Tengo una cita por Manuel Hidalgo

Tabucchi y el hechizo de Chillida-Leku

21 marzo, 2012 01:00

En su libro Viajes y otros viajes (Anagrama), Antonio Tabucchi no puede dejar de tropezar con el inevitable poema (Ítaca) de Konstantinos Kavafis, que le permite fijar la importancia del viaje: “el viaje halla su sentido sólo en sí mismo, en el hecho de ser viaje”.

Para Tabucchi, el viajero -a diferencia de quien no se mueve y siempre pisa el mismo suelo- adquiere la conciencia de que la Tierra no le pertenece. Es un préstamo, como la vida misma. El sentido de vivir, como el de viajar, no es otro que el de sacar el mayor beneficio a ese préstamo.

Por ello, en otro lugar, Tabucchi afirma ser “un viajero que nunca ha hecho viajes para escribir sobre ellos, algo que siempre me ha parecido una estupidez. Sería como si uno quisiera enamorarse para poder escribir un libro sobre el amor”.

Esto segundo es más estúpido, sin duda, que lo primero, pero la forzada comparación de Tabucchi va destinada a poner en valor la experiencia del viaje -como la del amor- por encima y al margen de cuanto se pueda escribir sobre lo uno y lo otro: la experiencia de la vida por encima de la experiencia de la literatura.

Sin embargo, Viajes y otros viajes es un libro, obviamente, sobre los viajes que Tabucchi ha realizado por los cinco continentes, una amable e incitante colección de viñetas y relatos breves que retratan con tono delicado e impresionista no sólo lugares y ciudades reales, sino también los paisajes imaginarios creados por escritores. Libros propios y ajenos acompañan a Tabucchi en sus excursiones, por lo que la literatura acaba teniendo una doble presencia ineludible.

Por acotar, entre las decenas de escenarios, diremos que Madrid, el barrio de Gracia en Barcelona, El Escorial y el museo Chillida-Leku son los pasajes españoles de la itinerancia de Tabucchi.

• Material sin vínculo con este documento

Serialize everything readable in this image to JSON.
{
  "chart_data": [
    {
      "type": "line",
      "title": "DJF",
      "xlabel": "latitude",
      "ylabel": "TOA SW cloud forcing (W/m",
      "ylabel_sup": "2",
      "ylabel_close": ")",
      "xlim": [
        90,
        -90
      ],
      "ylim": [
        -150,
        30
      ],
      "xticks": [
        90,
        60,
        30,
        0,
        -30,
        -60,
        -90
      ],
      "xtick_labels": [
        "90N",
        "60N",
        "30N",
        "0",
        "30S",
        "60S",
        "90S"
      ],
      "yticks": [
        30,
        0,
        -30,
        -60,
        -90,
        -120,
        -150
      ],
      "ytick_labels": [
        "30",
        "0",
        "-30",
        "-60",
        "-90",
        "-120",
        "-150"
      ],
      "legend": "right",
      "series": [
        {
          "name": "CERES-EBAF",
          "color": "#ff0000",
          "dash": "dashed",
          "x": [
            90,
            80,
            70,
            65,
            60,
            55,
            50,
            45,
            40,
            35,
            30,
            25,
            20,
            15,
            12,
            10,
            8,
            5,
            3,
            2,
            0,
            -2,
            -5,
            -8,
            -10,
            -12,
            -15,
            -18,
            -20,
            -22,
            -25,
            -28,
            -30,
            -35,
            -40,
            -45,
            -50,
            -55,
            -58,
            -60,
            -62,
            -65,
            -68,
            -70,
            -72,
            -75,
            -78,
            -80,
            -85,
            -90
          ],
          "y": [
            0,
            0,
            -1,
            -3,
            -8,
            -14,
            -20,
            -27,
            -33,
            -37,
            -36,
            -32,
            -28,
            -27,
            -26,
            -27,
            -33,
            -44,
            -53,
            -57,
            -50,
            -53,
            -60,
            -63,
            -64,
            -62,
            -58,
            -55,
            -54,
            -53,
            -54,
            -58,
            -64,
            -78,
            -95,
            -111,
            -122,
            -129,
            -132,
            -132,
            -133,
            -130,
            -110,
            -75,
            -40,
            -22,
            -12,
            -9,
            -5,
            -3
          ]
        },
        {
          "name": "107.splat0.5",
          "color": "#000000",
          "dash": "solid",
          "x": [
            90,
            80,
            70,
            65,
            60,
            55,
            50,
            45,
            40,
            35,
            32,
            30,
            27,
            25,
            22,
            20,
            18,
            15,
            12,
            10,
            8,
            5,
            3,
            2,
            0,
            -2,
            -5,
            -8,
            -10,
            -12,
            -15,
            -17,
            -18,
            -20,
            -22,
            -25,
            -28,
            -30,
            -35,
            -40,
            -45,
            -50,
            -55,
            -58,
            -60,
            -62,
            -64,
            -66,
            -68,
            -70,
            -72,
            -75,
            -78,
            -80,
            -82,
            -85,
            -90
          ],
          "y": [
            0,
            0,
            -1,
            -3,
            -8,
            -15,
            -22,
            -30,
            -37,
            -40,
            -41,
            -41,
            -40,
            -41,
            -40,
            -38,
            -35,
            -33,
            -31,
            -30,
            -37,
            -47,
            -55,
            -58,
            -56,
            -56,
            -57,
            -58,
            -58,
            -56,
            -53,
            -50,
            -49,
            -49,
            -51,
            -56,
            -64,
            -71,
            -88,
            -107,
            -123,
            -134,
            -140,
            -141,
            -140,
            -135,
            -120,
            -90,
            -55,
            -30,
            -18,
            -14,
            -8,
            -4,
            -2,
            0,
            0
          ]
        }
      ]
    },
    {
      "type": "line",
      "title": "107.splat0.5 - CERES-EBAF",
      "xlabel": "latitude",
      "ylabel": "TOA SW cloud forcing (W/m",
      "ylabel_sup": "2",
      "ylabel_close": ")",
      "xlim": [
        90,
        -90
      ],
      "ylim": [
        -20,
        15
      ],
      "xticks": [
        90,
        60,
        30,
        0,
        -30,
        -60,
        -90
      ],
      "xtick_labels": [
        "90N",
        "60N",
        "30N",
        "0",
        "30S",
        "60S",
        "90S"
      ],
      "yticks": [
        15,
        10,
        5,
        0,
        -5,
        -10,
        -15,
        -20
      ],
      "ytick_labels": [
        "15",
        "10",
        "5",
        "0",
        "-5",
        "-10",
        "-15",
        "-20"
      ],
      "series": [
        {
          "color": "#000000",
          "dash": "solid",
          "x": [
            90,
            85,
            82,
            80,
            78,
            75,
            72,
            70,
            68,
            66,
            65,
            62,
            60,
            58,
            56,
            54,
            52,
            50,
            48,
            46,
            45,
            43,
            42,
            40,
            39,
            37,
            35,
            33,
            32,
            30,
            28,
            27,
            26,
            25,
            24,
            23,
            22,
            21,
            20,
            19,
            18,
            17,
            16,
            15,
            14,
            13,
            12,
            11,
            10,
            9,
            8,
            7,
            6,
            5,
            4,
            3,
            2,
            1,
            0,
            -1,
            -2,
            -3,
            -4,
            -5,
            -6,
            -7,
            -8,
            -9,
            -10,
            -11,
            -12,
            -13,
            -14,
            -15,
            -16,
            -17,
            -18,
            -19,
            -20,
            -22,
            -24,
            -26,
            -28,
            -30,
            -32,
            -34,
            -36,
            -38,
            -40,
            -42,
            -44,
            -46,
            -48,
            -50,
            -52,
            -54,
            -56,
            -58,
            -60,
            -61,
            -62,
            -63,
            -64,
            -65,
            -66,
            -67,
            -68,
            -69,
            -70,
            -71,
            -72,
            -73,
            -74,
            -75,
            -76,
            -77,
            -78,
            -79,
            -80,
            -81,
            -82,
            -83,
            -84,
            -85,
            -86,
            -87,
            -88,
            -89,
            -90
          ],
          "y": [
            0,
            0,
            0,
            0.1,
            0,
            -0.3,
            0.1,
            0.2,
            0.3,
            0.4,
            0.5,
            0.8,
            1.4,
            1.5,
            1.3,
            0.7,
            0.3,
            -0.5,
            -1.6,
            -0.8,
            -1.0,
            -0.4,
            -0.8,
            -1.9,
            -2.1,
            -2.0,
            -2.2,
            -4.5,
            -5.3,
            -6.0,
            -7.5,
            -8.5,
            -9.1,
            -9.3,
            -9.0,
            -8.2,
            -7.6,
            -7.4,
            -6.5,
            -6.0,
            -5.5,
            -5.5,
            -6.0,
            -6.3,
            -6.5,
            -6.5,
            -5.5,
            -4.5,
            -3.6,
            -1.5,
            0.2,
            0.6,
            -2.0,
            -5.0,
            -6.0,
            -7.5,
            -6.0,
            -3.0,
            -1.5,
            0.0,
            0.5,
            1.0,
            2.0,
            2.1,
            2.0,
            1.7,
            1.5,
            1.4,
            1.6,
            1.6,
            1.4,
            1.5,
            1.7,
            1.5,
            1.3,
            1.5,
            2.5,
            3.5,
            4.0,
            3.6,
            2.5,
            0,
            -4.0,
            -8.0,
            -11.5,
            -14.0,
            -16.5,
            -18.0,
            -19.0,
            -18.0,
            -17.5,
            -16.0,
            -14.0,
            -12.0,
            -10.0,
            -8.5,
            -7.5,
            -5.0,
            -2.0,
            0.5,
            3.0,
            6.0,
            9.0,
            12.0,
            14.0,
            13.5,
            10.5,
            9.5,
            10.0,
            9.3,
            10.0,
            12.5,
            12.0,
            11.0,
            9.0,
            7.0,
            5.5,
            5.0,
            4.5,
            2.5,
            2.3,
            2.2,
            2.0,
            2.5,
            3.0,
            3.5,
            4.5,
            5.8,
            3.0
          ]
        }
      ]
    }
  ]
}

Sobre el museo Chillida-Leku escribe Tabucchi -antes de su cierre, aclara el editor- estas líneas: Es uno de los regalos más hermosos que un artista puede legar a su pueblo. El Chillida-Leku es un inmenso museo al aire libre, por más que, en el fondo, la palabra “museo” no sea adecuada del todo: es más bien un espacio, un lugar en el que moverse y pasar un rato, donde la naturaleza y el arte se combinan creando una suerte de hechizo que arrebata al visitante. La emoción estética, muy intensa, queda diluida por una enorme sensación de serenidad: es un lugar en el que las figuras humanas se empequeñecen, el espacio se agiganta, las proporciones cambian y cambia en nosotros la absurda idea de ser los dueños de esta Tierra. Los colores vibran: el rojo y el gris de las gigantescas esculturas, el verde resplandeciente de los prados y los tonos oscuros de las encinas centenarias, el azul intenso del cielo. La humildad nos invade, barriendo la arrogancia con la que solemos deambular por las urbes modernas.

¿Cómo es posible que un lugar así, que suscita tan hermosas palabras y tan salutíferas y salvíficas sensaciones, haya sido cerrado? ¿Cómo es posible que las partes implicadas en una discrepancia -la familia del artista, las autoridades, otras entidades- no sean capaces de llegar a un acuerdo que haga viable la reapertura inmediata de Chillida-Leku? Hay que exigírselo, no sin antes contestar a otra pregunta: ¿acaso no somos nosotros, cada uno de nosotros, también parte implicada?